Local-First, No Cloud Dependency
Everything runs on-device. Memory, indexes, and embeddings stay on your machine. No API keys, no subscription fees, no data leaving your network. The embedding model runs locally (you’ll need adequate RAM), and indexes are stored as local files alongside your project.
Pricing
PMB is free and open source. There is no SaaS tier, no paid plan, and no API key required. Total cost is your local compute resources — CPU and RAM for running the embedding model, plus disk space for indexes. The project is early-stage (discovered via Hacker News), so the license and exact embedding model requirements should be verified in the repository before production use.
Common Questions
How does PMB compare to vector databases like ChromaDB? ChromaDB provides vector-only search — you get semantic similarity but no keyword matching and no entity graph. PMB’s hybrid approach means you can find results by function name (BM25), conceptual similarity (vectors), or structural relationship (graph) — all from a single query. For coding-specific memory, the entity graph is especially valuable since code is fundamentally structured and relational.

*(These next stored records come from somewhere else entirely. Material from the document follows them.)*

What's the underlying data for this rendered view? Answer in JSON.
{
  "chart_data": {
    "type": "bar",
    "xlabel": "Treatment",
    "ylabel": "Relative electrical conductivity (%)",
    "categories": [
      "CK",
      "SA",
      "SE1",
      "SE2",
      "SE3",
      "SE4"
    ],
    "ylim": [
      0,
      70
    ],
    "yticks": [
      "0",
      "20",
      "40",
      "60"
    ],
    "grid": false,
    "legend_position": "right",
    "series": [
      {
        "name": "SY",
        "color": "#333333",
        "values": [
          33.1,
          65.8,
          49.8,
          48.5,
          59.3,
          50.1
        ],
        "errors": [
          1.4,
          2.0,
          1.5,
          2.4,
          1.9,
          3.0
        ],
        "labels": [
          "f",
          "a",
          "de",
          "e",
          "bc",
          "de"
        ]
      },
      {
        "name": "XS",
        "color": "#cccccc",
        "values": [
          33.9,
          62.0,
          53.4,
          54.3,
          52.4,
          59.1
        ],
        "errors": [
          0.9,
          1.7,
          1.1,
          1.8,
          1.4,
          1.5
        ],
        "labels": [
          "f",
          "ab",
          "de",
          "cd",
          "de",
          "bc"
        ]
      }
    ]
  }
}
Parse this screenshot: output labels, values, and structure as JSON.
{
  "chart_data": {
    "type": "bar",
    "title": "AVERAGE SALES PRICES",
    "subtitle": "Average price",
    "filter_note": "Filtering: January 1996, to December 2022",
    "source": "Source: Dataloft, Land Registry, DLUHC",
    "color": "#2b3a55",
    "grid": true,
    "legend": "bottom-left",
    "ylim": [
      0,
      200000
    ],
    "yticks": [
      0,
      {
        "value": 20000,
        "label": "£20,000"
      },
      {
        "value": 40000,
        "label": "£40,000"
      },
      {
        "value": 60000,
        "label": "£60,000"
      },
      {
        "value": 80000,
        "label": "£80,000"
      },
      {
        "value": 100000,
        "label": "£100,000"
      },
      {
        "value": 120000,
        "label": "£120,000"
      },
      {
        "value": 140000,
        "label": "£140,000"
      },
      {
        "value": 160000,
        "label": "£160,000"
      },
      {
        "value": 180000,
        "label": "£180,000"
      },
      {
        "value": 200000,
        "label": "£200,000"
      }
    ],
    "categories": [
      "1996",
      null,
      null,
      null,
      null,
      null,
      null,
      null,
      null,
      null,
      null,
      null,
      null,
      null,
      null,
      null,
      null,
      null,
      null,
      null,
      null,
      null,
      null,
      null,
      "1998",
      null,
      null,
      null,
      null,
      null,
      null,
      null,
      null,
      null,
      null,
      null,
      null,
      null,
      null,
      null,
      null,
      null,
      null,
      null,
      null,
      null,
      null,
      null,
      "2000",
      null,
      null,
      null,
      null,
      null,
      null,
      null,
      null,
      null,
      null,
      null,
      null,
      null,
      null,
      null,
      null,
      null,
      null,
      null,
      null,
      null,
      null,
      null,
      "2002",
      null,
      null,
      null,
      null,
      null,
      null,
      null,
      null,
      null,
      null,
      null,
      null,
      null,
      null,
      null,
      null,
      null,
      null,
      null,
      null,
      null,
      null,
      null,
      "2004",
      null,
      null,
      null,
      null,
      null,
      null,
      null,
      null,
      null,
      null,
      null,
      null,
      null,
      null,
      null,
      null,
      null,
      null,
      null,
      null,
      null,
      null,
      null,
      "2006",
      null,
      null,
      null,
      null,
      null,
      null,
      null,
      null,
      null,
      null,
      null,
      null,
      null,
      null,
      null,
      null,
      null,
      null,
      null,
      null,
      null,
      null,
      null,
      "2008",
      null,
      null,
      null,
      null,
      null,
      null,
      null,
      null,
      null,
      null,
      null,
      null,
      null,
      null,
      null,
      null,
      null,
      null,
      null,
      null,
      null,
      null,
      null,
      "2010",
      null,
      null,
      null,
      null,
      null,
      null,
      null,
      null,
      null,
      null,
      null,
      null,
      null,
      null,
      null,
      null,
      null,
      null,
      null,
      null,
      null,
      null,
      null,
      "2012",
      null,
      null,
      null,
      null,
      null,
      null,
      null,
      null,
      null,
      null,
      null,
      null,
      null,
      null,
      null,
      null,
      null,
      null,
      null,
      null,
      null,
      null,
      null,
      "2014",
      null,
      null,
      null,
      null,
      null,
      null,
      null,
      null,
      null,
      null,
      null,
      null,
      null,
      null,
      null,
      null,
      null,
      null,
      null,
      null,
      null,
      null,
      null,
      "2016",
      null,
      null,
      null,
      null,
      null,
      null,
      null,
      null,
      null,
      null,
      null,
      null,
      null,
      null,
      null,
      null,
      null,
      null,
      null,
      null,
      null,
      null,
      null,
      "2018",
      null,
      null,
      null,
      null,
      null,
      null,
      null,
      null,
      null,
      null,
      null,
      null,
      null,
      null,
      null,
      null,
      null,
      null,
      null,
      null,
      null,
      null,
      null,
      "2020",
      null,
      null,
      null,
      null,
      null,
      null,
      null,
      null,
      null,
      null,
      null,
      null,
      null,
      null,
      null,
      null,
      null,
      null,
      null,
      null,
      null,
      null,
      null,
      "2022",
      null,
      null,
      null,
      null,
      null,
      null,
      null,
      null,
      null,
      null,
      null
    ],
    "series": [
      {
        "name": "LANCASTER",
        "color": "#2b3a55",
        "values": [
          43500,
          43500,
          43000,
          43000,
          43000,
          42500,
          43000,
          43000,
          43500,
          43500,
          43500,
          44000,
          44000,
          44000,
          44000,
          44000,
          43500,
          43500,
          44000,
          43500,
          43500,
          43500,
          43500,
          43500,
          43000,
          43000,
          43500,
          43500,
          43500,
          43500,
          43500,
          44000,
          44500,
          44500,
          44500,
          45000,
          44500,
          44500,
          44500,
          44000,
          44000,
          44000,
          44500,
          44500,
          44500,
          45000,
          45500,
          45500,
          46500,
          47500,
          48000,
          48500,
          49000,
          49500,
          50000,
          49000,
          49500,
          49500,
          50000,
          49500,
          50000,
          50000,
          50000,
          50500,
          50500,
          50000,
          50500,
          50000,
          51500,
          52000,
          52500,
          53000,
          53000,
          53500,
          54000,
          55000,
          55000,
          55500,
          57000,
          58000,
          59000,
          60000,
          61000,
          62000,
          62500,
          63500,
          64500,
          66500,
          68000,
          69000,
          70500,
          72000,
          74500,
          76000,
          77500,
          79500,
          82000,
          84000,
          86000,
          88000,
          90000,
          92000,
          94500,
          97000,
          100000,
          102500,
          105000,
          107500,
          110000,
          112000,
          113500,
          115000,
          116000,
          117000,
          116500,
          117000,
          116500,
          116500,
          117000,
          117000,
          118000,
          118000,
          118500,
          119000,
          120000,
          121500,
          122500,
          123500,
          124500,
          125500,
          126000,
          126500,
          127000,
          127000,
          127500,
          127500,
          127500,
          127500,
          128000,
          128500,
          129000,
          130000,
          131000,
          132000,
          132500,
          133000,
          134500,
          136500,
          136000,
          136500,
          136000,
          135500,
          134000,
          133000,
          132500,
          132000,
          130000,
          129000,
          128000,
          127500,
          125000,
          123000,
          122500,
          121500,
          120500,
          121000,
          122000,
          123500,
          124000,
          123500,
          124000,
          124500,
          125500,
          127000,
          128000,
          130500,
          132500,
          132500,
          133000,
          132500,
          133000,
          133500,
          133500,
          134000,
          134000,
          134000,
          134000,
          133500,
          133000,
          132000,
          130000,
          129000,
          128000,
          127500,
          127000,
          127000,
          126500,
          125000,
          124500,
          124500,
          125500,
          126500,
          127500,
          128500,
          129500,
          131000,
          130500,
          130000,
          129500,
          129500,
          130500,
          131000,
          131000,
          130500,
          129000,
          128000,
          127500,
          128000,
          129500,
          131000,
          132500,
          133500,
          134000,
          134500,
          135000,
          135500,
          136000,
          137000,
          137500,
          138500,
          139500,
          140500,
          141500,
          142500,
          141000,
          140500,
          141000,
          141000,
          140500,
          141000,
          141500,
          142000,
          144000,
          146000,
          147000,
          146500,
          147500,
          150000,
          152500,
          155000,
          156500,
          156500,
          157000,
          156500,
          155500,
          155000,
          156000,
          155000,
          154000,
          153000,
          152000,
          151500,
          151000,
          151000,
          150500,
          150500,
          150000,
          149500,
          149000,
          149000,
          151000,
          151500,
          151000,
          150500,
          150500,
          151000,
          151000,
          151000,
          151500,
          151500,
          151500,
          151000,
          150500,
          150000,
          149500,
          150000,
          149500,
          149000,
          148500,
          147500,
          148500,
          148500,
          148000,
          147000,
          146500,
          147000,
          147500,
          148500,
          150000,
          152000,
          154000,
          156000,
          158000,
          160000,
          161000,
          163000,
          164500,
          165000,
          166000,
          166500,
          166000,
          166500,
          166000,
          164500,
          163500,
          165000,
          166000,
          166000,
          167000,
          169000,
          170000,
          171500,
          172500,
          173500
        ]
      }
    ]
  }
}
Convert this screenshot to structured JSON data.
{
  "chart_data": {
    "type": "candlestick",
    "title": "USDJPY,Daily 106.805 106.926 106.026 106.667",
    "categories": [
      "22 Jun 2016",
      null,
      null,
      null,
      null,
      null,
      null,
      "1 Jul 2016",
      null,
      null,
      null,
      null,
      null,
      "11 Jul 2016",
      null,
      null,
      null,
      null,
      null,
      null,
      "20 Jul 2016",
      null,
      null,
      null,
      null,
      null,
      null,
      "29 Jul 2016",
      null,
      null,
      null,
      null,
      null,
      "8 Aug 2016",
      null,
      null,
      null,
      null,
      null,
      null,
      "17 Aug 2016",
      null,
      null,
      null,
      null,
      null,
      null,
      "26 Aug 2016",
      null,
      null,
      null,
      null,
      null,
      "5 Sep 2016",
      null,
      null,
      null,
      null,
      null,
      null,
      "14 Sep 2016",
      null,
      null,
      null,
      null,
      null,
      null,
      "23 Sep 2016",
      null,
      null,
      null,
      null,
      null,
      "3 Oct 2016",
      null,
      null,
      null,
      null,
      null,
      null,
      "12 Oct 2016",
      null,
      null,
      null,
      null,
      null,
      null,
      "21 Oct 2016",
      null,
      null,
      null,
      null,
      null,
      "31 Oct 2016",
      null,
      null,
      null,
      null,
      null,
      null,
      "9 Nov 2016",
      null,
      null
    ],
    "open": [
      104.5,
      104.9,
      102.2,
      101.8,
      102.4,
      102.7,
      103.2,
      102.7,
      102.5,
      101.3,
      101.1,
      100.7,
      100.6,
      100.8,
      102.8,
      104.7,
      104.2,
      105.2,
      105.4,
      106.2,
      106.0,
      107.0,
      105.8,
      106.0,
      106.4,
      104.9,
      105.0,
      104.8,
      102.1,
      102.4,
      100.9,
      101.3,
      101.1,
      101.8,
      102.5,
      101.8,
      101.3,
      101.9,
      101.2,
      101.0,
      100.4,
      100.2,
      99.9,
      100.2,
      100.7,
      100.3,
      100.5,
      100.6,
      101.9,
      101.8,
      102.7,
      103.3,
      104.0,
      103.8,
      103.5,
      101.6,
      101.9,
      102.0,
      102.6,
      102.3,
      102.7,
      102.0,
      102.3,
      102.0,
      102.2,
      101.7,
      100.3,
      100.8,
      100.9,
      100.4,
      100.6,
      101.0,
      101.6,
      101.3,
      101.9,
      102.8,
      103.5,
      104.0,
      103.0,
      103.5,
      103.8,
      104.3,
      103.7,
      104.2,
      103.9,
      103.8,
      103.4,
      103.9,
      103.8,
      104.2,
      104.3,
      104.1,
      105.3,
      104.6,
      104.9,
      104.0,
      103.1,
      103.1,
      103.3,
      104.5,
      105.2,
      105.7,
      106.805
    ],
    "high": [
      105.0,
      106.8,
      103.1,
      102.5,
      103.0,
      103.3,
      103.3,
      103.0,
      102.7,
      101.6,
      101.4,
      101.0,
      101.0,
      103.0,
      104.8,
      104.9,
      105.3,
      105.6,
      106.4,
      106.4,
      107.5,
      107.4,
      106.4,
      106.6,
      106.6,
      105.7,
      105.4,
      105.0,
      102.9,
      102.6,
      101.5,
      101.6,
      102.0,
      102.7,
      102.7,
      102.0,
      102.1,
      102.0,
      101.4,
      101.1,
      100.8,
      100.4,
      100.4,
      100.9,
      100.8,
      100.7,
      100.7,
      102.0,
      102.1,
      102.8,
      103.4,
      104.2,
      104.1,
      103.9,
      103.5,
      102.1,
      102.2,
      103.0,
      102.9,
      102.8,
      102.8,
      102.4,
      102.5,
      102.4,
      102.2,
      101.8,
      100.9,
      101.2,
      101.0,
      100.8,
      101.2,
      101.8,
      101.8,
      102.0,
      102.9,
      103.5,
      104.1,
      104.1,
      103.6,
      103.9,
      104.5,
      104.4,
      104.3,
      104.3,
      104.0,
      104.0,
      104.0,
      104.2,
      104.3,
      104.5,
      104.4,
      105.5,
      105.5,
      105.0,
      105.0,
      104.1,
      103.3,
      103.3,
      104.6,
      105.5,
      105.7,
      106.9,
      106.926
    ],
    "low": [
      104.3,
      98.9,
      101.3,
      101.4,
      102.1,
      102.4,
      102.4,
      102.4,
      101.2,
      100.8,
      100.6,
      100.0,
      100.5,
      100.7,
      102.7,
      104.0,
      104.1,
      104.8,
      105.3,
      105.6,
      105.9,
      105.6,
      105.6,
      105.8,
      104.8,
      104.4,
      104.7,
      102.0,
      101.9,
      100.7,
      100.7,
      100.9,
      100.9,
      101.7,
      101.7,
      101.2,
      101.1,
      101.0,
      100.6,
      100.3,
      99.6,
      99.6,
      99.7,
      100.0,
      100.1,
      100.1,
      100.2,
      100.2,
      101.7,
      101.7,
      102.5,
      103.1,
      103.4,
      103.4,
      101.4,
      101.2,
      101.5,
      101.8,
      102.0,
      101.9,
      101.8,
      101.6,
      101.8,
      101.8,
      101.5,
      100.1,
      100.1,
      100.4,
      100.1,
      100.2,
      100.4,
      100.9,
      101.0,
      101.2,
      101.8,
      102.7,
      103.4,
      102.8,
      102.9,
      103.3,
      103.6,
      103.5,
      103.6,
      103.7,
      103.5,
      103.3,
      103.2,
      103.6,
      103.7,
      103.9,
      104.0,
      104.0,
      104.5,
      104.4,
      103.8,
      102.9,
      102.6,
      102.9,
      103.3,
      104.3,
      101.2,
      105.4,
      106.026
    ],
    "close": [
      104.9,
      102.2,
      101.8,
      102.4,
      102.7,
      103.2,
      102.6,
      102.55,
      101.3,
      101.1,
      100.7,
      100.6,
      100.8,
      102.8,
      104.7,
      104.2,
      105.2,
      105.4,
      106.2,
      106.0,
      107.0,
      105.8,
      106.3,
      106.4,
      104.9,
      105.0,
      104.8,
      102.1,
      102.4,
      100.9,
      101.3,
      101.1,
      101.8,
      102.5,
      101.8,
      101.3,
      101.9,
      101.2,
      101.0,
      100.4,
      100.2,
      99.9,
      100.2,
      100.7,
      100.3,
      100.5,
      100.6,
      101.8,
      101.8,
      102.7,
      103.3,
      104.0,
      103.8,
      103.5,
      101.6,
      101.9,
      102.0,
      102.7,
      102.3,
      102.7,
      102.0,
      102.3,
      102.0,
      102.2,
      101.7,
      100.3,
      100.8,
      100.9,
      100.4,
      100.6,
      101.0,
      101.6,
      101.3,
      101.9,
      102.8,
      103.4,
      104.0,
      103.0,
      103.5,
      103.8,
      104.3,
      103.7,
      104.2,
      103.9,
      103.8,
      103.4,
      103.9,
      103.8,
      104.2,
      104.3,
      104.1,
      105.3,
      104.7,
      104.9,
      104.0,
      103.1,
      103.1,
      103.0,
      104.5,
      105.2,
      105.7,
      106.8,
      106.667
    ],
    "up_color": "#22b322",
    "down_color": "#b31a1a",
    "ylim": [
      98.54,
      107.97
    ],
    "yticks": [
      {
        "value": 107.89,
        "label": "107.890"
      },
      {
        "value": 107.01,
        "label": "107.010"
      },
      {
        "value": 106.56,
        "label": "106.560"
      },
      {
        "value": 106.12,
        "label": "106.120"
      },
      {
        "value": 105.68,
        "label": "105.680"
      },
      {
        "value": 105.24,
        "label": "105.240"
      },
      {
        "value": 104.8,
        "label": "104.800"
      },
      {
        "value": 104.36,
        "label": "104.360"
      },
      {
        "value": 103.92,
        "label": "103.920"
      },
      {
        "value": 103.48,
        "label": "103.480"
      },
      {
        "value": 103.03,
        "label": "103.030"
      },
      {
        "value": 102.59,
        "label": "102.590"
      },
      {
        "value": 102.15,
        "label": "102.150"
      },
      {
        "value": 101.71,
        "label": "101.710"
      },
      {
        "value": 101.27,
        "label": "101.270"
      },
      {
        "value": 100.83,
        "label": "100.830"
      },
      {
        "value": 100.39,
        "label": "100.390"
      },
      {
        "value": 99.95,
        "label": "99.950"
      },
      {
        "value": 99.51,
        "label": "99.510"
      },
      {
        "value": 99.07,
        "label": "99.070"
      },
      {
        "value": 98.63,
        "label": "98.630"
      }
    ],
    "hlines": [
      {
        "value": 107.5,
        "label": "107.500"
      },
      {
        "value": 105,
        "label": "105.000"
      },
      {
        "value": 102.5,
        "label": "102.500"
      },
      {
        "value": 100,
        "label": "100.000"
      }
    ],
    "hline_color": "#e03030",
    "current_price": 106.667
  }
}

Does PMB work with any coding agent? It works with any agent that supports the Model Context Protocol (MCP). Claude Desktop, Cursor, Continue, and many custom agent harnesses are MCP-compatible. Agents that don’t speak MCP would need an adapter layer.
Is 35ms latency realistic at scale? The 35ms claim comes from the project’s documentation. Real-world performance will depend on corpus size, embedding model choice, and hardware. For typical developer-sized codebases (thousands of files), sub-50ms should be achievable. For monorepos with millions of lines of code, you’ll want to benchmark before committing.
Verdict
PMB solves a genuine pain point with a clean architectural approach. The combination of local-first operation, hybrid recall across three strategies, and MCP-native integration is precisely what coding agents need to graduate from session-bound tools to persistent collaborators. The concept is strong, the design decisions are sound, and the 35ms latency target is ambitious but credible.
The main uncertainty is maturity. This is a new project with limited community traction as of mid-2026. Documentation depth, production stability, and the quality of the entity graph extraction across diverse codebases are all open questions. For developers who regularly work with coding agents and are comfortable with early-stage open source tooling, PMB is well worth evaluating. For teams that need battle-tested reliability, watch this space — the architecture is right, but it needs time to prove itself at scale.
Overall: 7.0/10 — A well-architected solution to the agent memory problem with strong technical fundamentals. Early stage, but the conceptual fit with coding agent workflows is excellent.